My local colleague told me all I have to do is pan for gold in the creek occassionally. With a good beer, I can do that. Afterall, as long as I am in pursuit of minerals, I can construct fences and cabins.
Seems though as though I am not the only one looking to get a cheap bit of the countryside for the cost of an occasional dip in the river with a pan. The Canadian Press reports today that claims on U.S. Western federal lands have jumped by 80 percent in the past four and half years. There were 376,493 claims in July of this year. 1,053 claims are near national parks, including: Grand Canyon; Canyonlands; Capitol Reef; and Yellowstone. Those claimants know beautiful country when they see it.
I mean with all those uranium deposits in Canada and Australia, it is difficult to believe that the U.S. really will need to mine uranium from even one of the 32,000 uranium claims made in 2006 in Colorado, New Mexico, Utah, and Wyoming. No way; it must surely be people with SUVs looking to get in on a cheap country-get-away scheme via e-Bay and the 1872 law before somebody notices and changes the law.
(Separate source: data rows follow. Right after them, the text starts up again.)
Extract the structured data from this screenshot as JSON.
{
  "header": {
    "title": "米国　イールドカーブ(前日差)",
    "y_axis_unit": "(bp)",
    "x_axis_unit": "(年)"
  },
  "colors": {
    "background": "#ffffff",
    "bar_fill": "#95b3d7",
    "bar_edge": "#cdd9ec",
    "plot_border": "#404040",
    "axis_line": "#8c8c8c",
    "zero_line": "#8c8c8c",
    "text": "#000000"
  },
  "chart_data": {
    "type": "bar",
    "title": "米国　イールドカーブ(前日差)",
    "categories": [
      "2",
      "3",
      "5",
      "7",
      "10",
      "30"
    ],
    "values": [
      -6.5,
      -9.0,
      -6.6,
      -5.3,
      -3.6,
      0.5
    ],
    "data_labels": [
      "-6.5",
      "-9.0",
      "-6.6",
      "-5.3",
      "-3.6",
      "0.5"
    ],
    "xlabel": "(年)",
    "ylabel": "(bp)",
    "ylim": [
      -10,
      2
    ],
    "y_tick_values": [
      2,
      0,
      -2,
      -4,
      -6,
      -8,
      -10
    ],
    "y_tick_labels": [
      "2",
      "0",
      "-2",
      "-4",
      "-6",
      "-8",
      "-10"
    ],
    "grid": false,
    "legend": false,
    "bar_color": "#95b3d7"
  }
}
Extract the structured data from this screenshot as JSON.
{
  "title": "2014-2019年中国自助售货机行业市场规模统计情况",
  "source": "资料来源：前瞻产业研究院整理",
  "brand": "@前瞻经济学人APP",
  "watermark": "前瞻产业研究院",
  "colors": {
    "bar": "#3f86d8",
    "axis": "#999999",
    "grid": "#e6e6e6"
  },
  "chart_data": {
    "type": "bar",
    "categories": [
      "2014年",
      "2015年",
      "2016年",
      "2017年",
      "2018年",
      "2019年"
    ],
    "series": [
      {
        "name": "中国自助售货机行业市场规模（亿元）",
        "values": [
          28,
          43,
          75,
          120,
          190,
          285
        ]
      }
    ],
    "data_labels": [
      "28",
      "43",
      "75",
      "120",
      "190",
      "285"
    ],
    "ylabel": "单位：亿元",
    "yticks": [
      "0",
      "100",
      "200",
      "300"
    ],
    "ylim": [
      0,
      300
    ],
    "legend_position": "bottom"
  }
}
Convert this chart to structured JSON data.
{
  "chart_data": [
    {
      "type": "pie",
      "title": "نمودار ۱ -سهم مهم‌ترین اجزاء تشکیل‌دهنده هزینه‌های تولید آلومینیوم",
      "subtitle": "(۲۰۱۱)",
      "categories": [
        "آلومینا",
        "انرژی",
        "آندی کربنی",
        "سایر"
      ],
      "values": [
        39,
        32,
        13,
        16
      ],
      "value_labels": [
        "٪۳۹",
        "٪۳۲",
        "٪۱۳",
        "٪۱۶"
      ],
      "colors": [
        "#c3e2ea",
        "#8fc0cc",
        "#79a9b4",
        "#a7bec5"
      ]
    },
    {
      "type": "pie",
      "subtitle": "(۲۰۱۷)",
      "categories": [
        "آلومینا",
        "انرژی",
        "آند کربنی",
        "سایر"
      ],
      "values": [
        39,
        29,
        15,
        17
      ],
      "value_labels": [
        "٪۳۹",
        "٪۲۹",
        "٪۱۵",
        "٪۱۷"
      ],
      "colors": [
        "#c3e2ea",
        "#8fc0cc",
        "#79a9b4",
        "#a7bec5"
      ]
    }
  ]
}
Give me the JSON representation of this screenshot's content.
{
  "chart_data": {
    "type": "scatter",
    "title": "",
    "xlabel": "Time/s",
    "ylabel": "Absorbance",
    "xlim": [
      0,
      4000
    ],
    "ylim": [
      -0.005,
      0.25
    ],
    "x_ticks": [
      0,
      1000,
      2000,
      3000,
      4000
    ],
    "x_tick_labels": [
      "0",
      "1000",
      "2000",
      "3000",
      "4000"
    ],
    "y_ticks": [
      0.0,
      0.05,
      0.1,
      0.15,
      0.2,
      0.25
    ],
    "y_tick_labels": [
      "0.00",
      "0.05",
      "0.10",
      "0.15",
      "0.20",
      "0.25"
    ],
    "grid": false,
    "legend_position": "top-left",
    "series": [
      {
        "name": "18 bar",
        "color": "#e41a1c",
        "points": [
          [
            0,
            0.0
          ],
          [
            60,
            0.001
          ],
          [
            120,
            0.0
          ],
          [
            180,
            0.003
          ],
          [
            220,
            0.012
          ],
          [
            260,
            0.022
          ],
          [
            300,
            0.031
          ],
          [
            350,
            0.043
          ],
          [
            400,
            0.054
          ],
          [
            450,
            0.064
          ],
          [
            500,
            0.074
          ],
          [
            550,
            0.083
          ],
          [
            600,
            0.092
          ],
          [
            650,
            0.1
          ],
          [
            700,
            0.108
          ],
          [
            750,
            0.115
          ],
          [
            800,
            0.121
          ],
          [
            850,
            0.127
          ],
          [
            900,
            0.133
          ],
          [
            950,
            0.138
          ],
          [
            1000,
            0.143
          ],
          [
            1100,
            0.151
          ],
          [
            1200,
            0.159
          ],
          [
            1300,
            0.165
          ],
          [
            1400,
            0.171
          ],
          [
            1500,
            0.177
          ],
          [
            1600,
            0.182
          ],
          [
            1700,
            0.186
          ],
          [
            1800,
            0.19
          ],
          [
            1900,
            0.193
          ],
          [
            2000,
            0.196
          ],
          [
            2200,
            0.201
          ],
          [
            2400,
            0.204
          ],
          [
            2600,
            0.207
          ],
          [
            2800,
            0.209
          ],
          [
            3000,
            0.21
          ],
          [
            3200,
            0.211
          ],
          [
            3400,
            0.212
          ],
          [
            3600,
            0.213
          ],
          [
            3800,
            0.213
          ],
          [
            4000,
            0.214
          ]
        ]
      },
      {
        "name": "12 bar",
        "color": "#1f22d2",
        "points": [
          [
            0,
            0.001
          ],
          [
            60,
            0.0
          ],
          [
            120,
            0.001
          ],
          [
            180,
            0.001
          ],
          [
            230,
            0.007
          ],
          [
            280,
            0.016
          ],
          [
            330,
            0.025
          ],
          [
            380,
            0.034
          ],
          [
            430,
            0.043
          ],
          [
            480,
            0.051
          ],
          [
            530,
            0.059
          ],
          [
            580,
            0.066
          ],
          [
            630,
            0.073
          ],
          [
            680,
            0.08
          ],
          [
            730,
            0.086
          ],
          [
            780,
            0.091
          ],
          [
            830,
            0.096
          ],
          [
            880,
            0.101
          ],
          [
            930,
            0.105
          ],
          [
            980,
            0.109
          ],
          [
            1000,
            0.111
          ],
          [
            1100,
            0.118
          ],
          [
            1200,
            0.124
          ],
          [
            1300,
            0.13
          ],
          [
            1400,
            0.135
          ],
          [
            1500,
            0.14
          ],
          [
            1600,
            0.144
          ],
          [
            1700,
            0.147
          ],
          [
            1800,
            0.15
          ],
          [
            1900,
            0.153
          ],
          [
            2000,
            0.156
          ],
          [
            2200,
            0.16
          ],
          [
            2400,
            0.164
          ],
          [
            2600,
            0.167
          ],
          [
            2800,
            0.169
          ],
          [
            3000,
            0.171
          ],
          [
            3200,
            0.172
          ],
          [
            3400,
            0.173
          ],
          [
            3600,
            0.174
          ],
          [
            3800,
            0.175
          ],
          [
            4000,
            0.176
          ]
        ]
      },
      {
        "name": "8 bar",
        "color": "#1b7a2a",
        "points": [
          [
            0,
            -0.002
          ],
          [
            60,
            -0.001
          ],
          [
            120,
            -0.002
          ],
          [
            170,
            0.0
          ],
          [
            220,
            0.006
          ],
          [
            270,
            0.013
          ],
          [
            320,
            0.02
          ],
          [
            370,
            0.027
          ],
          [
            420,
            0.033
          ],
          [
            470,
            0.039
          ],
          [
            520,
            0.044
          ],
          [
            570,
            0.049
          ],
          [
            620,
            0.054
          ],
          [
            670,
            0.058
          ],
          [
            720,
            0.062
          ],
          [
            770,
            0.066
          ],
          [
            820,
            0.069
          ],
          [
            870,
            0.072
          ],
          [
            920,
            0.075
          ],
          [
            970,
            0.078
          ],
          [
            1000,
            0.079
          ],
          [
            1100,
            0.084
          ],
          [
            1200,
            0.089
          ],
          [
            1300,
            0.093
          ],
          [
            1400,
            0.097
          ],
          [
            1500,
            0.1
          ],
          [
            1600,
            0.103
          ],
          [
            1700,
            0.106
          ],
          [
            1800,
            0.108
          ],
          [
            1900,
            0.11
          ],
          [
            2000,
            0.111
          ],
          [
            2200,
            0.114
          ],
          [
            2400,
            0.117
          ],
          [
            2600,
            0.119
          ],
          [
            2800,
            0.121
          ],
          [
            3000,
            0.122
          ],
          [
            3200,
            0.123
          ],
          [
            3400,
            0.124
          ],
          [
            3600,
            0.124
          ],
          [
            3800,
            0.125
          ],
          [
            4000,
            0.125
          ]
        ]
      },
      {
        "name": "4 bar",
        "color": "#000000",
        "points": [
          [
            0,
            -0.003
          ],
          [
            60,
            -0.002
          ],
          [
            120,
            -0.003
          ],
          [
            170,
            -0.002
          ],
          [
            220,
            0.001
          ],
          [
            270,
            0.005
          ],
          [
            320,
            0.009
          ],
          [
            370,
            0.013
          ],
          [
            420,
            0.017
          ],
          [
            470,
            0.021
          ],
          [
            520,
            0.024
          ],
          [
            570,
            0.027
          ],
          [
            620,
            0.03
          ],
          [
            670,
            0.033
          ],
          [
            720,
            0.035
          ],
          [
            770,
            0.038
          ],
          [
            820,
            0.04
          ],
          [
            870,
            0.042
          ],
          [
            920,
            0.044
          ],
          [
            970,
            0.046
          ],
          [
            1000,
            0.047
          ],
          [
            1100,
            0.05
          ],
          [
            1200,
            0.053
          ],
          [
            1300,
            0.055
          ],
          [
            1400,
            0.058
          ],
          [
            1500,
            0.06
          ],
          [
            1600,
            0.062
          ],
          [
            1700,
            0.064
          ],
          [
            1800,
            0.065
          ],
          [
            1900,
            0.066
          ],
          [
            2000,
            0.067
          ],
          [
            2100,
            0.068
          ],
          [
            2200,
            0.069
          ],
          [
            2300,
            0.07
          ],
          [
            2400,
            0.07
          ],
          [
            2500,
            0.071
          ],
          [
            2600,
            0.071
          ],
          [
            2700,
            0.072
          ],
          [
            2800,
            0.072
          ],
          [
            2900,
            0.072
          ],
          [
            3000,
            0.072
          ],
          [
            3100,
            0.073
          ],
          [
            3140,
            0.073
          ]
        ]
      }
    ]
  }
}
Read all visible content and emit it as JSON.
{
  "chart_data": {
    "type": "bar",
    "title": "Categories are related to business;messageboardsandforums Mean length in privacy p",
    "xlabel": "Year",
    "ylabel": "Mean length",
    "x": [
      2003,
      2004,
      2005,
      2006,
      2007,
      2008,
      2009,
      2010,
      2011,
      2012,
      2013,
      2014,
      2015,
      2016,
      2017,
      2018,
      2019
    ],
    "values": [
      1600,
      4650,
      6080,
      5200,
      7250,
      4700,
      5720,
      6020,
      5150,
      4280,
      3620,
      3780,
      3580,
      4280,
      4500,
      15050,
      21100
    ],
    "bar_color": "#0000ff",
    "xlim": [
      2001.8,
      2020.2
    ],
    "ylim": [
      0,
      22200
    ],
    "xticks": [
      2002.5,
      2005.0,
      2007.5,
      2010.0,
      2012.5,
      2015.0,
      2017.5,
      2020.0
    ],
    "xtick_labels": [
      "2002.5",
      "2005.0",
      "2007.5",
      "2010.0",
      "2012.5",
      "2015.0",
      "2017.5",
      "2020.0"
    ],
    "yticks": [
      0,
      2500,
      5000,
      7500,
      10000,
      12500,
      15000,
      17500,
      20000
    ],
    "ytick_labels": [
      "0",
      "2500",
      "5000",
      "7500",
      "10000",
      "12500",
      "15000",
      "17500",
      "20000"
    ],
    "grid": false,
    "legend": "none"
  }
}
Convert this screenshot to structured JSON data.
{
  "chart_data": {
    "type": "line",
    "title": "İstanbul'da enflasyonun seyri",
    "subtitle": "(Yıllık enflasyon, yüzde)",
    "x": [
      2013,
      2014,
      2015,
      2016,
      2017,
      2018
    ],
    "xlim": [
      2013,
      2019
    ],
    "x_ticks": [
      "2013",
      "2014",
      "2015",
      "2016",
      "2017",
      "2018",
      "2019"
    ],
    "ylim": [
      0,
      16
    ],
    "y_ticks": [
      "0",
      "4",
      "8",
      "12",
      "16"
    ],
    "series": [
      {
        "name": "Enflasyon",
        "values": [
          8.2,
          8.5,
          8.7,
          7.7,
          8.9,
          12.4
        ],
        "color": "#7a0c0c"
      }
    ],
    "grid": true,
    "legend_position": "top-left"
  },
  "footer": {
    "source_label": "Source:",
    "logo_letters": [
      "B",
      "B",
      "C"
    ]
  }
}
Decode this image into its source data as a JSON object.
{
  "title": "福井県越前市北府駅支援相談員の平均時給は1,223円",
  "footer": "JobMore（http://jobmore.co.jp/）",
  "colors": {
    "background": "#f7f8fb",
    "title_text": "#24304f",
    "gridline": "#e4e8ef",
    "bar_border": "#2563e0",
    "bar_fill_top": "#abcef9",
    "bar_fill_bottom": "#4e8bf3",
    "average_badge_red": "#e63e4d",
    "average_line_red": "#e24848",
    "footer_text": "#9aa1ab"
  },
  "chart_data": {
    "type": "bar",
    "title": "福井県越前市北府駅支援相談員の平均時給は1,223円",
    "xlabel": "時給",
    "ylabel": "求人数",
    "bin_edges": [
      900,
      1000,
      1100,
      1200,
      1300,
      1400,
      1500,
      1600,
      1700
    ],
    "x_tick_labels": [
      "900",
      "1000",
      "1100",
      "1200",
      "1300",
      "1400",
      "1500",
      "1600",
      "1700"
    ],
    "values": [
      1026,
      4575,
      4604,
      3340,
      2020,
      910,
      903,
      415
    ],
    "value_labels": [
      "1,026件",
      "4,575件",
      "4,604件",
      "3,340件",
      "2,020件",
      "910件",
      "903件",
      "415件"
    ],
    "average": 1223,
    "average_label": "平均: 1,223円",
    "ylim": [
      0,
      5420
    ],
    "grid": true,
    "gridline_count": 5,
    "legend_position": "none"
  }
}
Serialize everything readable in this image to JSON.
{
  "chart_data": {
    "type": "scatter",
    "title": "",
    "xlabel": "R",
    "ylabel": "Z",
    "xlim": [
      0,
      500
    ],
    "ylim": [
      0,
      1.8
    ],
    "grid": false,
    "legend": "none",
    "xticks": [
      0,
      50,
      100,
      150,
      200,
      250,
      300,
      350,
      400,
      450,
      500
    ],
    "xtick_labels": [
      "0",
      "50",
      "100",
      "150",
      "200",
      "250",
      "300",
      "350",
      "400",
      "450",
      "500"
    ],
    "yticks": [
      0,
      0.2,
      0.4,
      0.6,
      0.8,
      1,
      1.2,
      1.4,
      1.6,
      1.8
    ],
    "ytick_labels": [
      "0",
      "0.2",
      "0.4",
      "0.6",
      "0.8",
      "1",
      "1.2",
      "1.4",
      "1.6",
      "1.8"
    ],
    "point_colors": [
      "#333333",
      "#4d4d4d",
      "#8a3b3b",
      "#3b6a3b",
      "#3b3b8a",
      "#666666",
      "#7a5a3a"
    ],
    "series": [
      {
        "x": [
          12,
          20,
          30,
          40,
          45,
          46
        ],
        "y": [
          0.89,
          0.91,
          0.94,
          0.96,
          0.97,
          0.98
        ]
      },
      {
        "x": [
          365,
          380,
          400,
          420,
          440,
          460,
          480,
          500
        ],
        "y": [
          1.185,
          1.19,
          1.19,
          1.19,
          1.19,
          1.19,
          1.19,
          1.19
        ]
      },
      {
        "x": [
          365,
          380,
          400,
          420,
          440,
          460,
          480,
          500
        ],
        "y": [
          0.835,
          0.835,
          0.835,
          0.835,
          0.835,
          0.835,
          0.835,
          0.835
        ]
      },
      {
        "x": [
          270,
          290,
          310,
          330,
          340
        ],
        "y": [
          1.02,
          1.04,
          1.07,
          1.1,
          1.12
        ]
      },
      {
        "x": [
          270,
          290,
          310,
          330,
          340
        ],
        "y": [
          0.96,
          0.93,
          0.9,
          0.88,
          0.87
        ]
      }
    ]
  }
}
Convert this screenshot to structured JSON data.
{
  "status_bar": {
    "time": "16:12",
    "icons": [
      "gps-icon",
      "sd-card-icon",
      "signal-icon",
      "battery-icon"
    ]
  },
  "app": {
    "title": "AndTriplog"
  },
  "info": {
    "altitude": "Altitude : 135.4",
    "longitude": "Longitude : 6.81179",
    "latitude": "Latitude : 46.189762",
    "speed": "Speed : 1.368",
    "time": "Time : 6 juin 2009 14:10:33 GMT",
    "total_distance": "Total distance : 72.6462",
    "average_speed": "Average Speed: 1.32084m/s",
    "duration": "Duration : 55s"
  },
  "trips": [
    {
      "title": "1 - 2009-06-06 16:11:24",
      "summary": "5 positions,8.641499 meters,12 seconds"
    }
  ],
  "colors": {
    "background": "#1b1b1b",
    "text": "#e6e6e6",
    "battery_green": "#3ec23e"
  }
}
If you have recently won an e-Bay bid for a claim over a lovely property and are now enjoyng the fruits of your bid, let me know how it works. I will be in California only in November to see my lady Landman, and by then all the best places will be gone, or worse they will have changed the law.
The good news is that I don’t think that all the new claims portend new mines near national parks. I believe all those claims near national parks simply reflect the desire of every red-blooded SUV to have land in a nice part of the country. At most they will “mine” with a pan or a prayer.